Historical introduction of the monastery of Santa María la Real
Romanesque origin with later reconstructions.
10th century - 19th century.
Location:
Reception Monastery of Santa María la Real.
The origin of our abbey is wrapped in a legend that takes us back to the year 822.
At first there is only one knight named Alpidio who is chasing an elusive prey. Crawling in the thicket of the mountain, he comes across an abandoned church, which serves as a den for the beast. Alpidio finds a second temple full of relics and decides to go in search of his brother Opila, abbot of a monastery on the banks of the Ebro river, so that he is the one who makes the decision of what to do with his finds. Opila immediately realizes the richness of the place, since a rock serves as a shelter and water abounds in it, and decides to build a monastery.

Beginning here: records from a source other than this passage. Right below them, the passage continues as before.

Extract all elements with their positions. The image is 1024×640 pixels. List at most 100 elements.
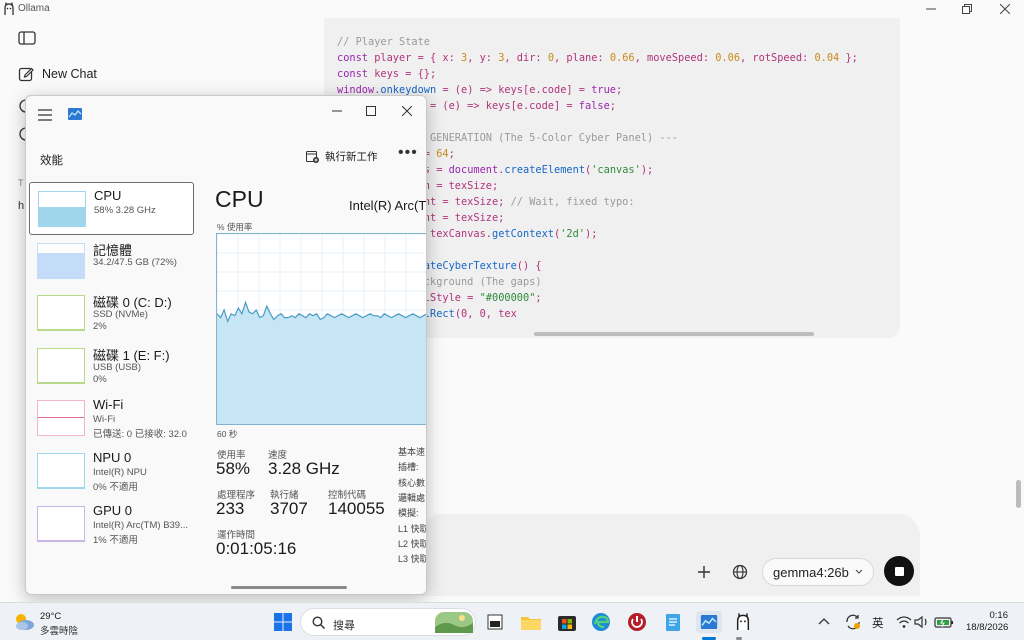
taskbar-app-task-manager[interactable] (696, 611, 722, 633)
chevron-up-icon[interactable] (818, 616, 830, 626)
wifi-icon[interactable] (896, 615, 912, 629)
code-horizontal-scrollbar[interactable] (534, 332, 814, 336)
utilization-value: 58% (216, 459, 251, 478)
perf-item-name: CPU (94, 188, 122, 203)
ollama-logo-icon (736, 613, 750, 630)
attach-button[interactable] (690, 558, 718, 586)
weather-icon[interactable] (12, 611, 36, 633)
new-chat-button[interactable]: New Chat (18, 64, 97, 84)
chat-composer[interactable]: gemma4:26b (420, 514, 920, 596)
perf-thumbnail (37, 505, 85, 542)
minimize-button[interactable] (912, 0, 950, 18)
restore-button[interactable] (948, 0, 986, 18)
web-search-button[interactable] (726, 558, 754, 586)
minimize-icon (332, 110, 342, 112)
perf-item[interactable]: NPU 0 Intel(R) NPU 0% 不適用 (29, 445, 194, 498)
more-options-button[interactable]: ••• (398, 144, 418, 162)
code-token: const (337, 68, 375, 80)
cpu-detail-label: 模擬: (398, 508, 419, 519)
model-selector[interactable]: gemma4:26b (762, 558, 874, 586)
sidebar-toggle-icon[interactable] (18, 30, 36, 46)
close-button[interactable] (986, 0, 1024, 18)
ollama-title: Ollama (18, 3, 50, 14)
code-token: true (591, 84, 616, 96)
hamburger-menu-icon[interactable] (38, 109, 52, 121)
taskbar-search[interactable]: 搜尋 (300, 608, 476, 636)
stop-generation-button[interactable] (884, 556, 914, 586)
code-token: // Wait, fixed typo: (510, 196, 635, 208)
system-clock[interactable]: 0:16 18/8/2026 (966, 610, 1008, 634)
perf-item-detail: SSD (NVMe) (93, 309, 148, 321)
cpu-detail-label: 邏輯處 (398, 492, 426, 503)
store-icon (558, 616, 576, 631)
perf-thumbnail-fill (38, 539, 84, 541)
perf-item[interactable]: 磁碟 0 (C: D:) SSD (NVMe) 2% (29, 287, 194, 340)
maximize-icon (366, 106, 376, 116)
perf-thumbnail-fill (38, 487, 84, 488)
taskbar-app-notepad[interactable] (662, 611, 684, 633)
perf-item[interactable]: Wi-Fi Wi-Fi 已傳送: 0 已接收: 32.0 (29, 392, 194, 445)
folder-icon (521, 617, 541, 630)
code-token: ; (616, 84, 623, 96)
new-chat-label: New Chat (42, 67, 97, 81)
perf-thumbnail (37, 452, 85, 489)
perf-item[interactable]: 磁碟 1 (E: F:) USB (USB) 0% (29, 340, 194, 393)
perf-item[interactable]: CPU 58% 3.28 GHz (29, 182, 194, 235)
taskbar-app-ollama[interactable] (732, 611, 754, 633)
ollama-titlebar: Ollama (0, 0, 1024, 18)
taskbar-app-explorer[interactable] (520, 611, 542, 633)
perf-item[interactable]: 記憶體 34.2/47.5 GB (72%) (29, 235, 194, 288)
battery-icon[interactable] (934, 615, 954, 629)
model-name: gemma4:26b (773, 564, 849, 580)
weather-description[interactable]: 多雲時陰 (40, 623, 78, 637)
tm-maximize-button[interactable] (352, 100, 390, 122)
window-switch-icon (487, 614, 503, 630)
run-new-task-button[interactable]: 執行新工作 (306, 149, 378, 164)
processes-value: 233 (216, 499, 245, 518)
taskbar-app-edge[interactable] (590, 611, 612, 633)
perf-thumbnail-fill (38, 417, 84, 419)
volume-icon[interactable] (914, 615, 930, 629)
code-token: ; (609, 100, 616, 112)
ime-indicator[interactable]: 英 (872, 615, 884, 631)
perf-thumbnail-fill (39, 207, 85, 226)
code-line: const player = { x: 3, y: 3, dir: 0, pla… (337, 50, 858, 66)
code-token: ; (448, 148, 455, 160)
code-token: (0, 0, tex (454, 308, 517, 320)
code-line: // Player State (337, 34, 858, 50)
perf-thumbnail (38, 191, 86, 227)
code-token: player = { x: (374, 52, 461, 64)
sidebar-chat-stub[interactable]: h (18, 200, 24, 212)
perf-item-detail: 58% 3.28 GHz (94, 205, 156, 216)
taskbar-app-red[interactable] (626, 611, 648, 633)
tm-horizontal-scrollbar[interactable] (231, 586, 347, 589)
perf-item-name: NPU 0 (93, 449, 132, 465)
weather-temperature[interactable]: 29°C (40, 611, 61, 622)
page-title: 效能 (40, 155, 63, 167)
cpu-graph-svg (217, 234, 426, 424)
run-task-icon (306, 151, 319, 163)
perf-item[interactable]: GPU 0 Intel(R) Arc(TM) B39... 1% 不適用 (29, 498, 194, 551)
code-token: }; (839, 52, 858, 64)
perf-item-detail-2: 1% 不適用 (93, 534, 138, 546)
edge-icon (592, 613, 610, 631)
taskbar-app-terminal[interactable] (484, 611, 506, 633)
close-icon (402, 106, 412, 116)
tm-header: 效能 執行新工作 ••• (26, 136, 426, 176)
taskbar-app-store[interactable] (556, 611, 578, 633)
tm-close-button[interactable] (388, 100, 426, 122)
start-button[interactable] (272, 611, 294, 633)
perf-item-detail-2: 0% 不適用 (93, 481, 138, 493)
perf-item-name: Wi-Fi (93, 397, 124, 413)
code-token: , y: (467, 52, 499, 64)
perf-thumbnail-fill (38, 329, 84, 331)
search-placeholder: 搜尋 (333, 620, 355, 632)
chat-scrollbar[interactable] (1016, 480, 1021, 508)
sync-icon[interactable] (844, 613, 862, 631)
sidebar-section-stub: T (18, 178, 24, 188)
code-token: ; (535, 292, 542, 304)
tm-minimize-button[interactable] (318, 100, 356, 122)
perf-item-detail-2: 已傳送: 0 已接收: 32.0 (93, 429, 187, 441)
code-token: 0.66 (609, 52, 635, 64)
threads-value: 3707 (270, 499, 308, 518)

Leaving the legend behind, the most important date of the monastery is the year 1169 when King Alfonso VIII handed over, the then monastery of Santa María de Aguilar, to the Premonstratensian order. The golden age begins, the abundant possessions of him, as well as the large income, allow the execution of an important artistic production and the gestation of the Romanesque monastery. After a period of splendor, another one of hardship arrived in the 14th century, with the Black Death and the wars of Pedro I against his half-brother Enrique de Trastamara.

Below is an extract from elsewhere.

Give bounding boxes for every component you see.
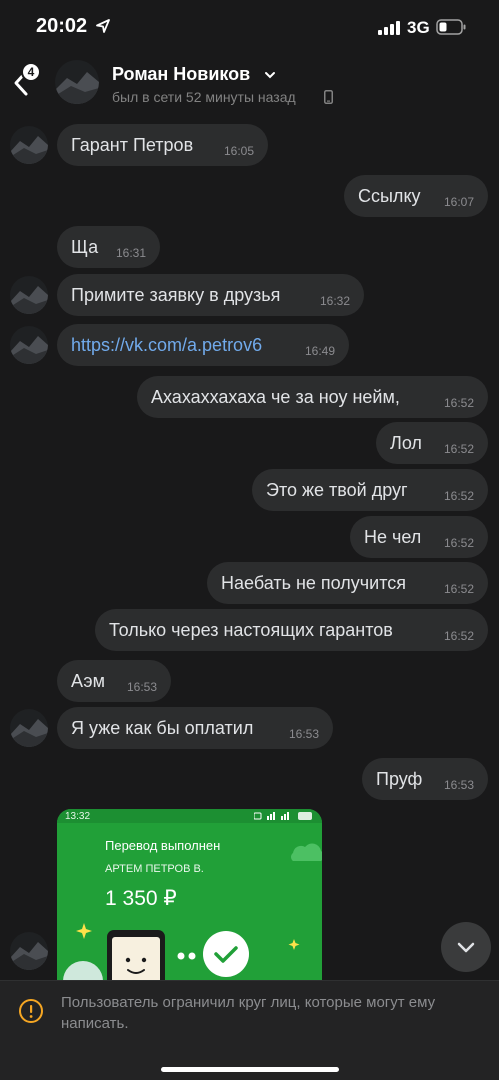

After centuries of internal changes, privileges and constructive zeal, the decline begins. The monastery will be the victim of the Mendizábal Confiscation; on October 11, 1835, it disappeared as an ecclesiastical institution, resulting in its abandonment.
Throughout the nineteenth century nothing was done to stop its advanced ruin. Quite the contrary, since at the end of the century most of the capitals of the cloister and the church were removed for the National Archaeological Museum of Madrid.
Although there was an attempt at restoration in the mid-1960s, which sought to remove all post-medieval additions from the building and consolidate the most damaged parts, it was not until the late 1970s that the so-called “Fallen Convent” was reborn. The restoration starts from José María Pérez “Peridis” who, together with friends and neighbors of Aguilar, created the “Friends of the Monastery Association” whose objective was to rehabilitate the monastery, not only to prevent its disappearance but to recover it and give it a new functionality that allow its maintenance.
Thus, in the mid-1980s, before the restoration campaign ended, it began to house a High School, which was later joined by the Distance University, the Language School and the headquarters of the Santa María la Real Foundation.
The omen that the writer Miguel de Unamuno wrote after his visit to the monastery had come true: "Even a ruin can be a hope."